Neutron-capture therapy of human cancer: in vitro results on the preparation of boron-labeled antibodies to carcinoembryonic antigen.

Abstract

Two samples of 2-phenyl-1,2-dicarba-closo-[1-3H]dodecaborane(12) were prepared by treating 1-lithio-2-phenyl-1,2-dicarba-closo-dodecarborane(12)with 3H2O (0.1 and 5.0 Ci/ml, respectively). These tritiated phenylcarborane samples were subsequently converted to corresponding samples of p-[1,2-dicarba-closo-[1-3H]dodecarboran(12)-2-yl]benzenediazonium ion ([3H]DBD) suitable for azo-coupling reactions. Reaction of the 2 tritiated diazonium ion samples with 2-napthol resulted in the formation of an azo dye (.epsilon. = 1.98 .times. 104 M-1 cm-1 at 485 nm).

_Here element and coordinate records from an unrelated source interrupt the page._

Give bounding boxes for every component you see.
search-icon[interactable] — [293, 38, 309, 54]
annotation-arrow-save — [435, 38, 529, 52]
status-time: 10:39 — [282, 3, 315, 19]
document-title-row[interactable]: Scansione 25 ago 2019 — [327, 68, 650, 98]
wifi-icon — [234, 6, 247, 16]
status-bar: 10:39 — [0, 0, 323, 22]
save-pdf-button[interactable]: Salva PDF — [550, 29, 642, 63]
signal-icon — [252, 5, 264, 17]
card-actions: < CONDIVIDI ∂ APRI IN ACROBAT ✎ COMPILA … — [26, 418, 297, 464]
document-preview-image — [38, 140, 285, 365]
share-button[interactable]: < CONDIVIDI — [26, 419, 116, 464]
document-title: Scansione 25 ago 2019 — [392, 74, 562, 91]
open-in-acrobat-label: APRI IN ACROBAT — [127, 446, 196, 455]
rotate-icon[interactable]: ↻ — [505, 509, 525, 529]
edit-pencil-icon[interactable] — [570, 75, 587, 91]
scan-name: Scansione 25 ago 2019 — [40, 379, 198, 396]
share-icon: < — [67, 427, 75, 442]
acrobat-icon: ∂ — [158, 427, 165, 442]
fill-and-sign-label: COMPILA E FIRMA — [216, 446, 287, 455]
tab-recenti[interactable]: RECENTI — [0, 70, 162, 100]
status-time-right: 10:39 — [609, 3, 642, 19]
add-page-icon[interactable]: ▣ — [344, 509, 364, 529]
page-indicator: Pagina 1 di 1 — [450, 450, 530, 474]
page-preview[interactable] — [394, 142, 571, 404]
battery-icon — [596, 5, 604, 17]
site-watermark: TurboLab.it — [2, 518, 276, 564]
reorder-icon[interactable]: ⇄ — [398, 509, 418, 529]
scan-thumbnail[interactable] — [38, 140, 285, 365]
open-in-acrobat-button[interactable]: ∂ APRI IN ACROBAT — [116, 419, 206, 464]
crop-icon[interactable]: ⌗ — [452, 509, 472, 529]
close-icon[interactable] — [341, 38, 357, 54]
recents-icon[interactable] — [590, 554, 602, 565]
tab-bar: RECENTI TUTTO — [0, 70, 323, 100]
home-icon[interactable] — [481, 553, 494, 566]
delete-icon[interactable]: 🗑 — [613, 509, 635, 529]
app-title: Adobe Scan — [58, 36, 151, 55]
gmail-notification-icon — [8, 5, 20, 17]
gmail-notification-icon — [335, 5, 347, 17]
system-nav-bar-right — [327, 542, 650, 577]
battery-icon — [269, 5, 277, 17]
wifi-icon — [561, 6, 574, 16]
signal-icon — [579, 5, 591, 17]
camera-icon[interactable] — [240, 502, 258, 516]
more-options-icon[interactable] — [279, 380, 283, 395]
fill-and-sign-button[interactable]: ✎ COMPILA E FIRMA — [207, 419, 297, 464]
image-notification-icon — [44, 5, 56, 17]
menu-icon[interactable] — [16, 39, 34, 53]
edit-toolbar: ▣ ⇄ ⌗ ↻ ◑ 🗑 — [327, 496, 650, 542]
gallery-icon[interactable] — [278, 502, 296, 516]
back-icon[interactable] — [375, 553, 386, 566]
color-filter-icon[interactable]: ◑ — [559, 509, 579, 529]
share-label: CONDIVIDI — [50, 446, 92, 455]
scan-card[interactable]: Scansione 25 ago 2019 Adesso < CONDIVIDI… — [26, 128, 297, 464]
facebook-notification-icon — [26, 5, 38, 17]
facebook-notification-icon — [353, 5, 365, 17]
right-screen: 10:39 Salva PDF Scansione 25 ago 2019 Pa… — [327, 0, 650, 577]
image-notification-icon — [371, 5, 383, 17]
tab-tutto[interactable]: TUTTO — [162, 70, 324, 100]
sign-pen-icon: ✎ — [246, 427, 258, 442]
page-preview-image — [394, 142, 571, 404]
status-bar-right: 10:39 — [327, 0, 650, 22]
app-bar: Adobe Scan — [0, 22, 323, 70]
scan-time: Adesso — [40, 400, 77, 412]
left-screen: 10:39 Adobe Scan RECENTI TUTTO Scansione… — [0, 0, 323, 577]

Experiments relating absorbance to 3H activity proved the 2 [3H]DBD sources to have 3.81 .times. 1011 and 2.45 .times. 1013 cpm of 3H/mol of tritiated carborane substitutent. Purified antibodies to carcinoembryonic antigen were coupled to the [3H]DBD, and after extensive dialysis, the average number of carborane moieties per antibody molecule was determined by measuring the 3H activity associated with a known protein concentration. Further examination of these tritiated carborane-labeled antibodies by affinity chromatography proved that B labeling did not destroy their immunoreactivity. Correlations of azo-coupling conditions (reactant ratios, pH) with immunoreactivity and antibody protein recovery are presented. [The potential use of B-containing compounds in cancer therapy is based on the nuclear property to 10B to absorb thermal neutrons. The disintegration products are charged particles that have a range in tissue of < 10 .mu.m, which is comparable to the diameter of an erythrocyte. Thus, the radiation dose from these particles would be confined to a single cell or its immediate neighbors. B conjugated to antitumor antibodies might be an effective means of targeting the neutron-capture therapy to cancer tissue.].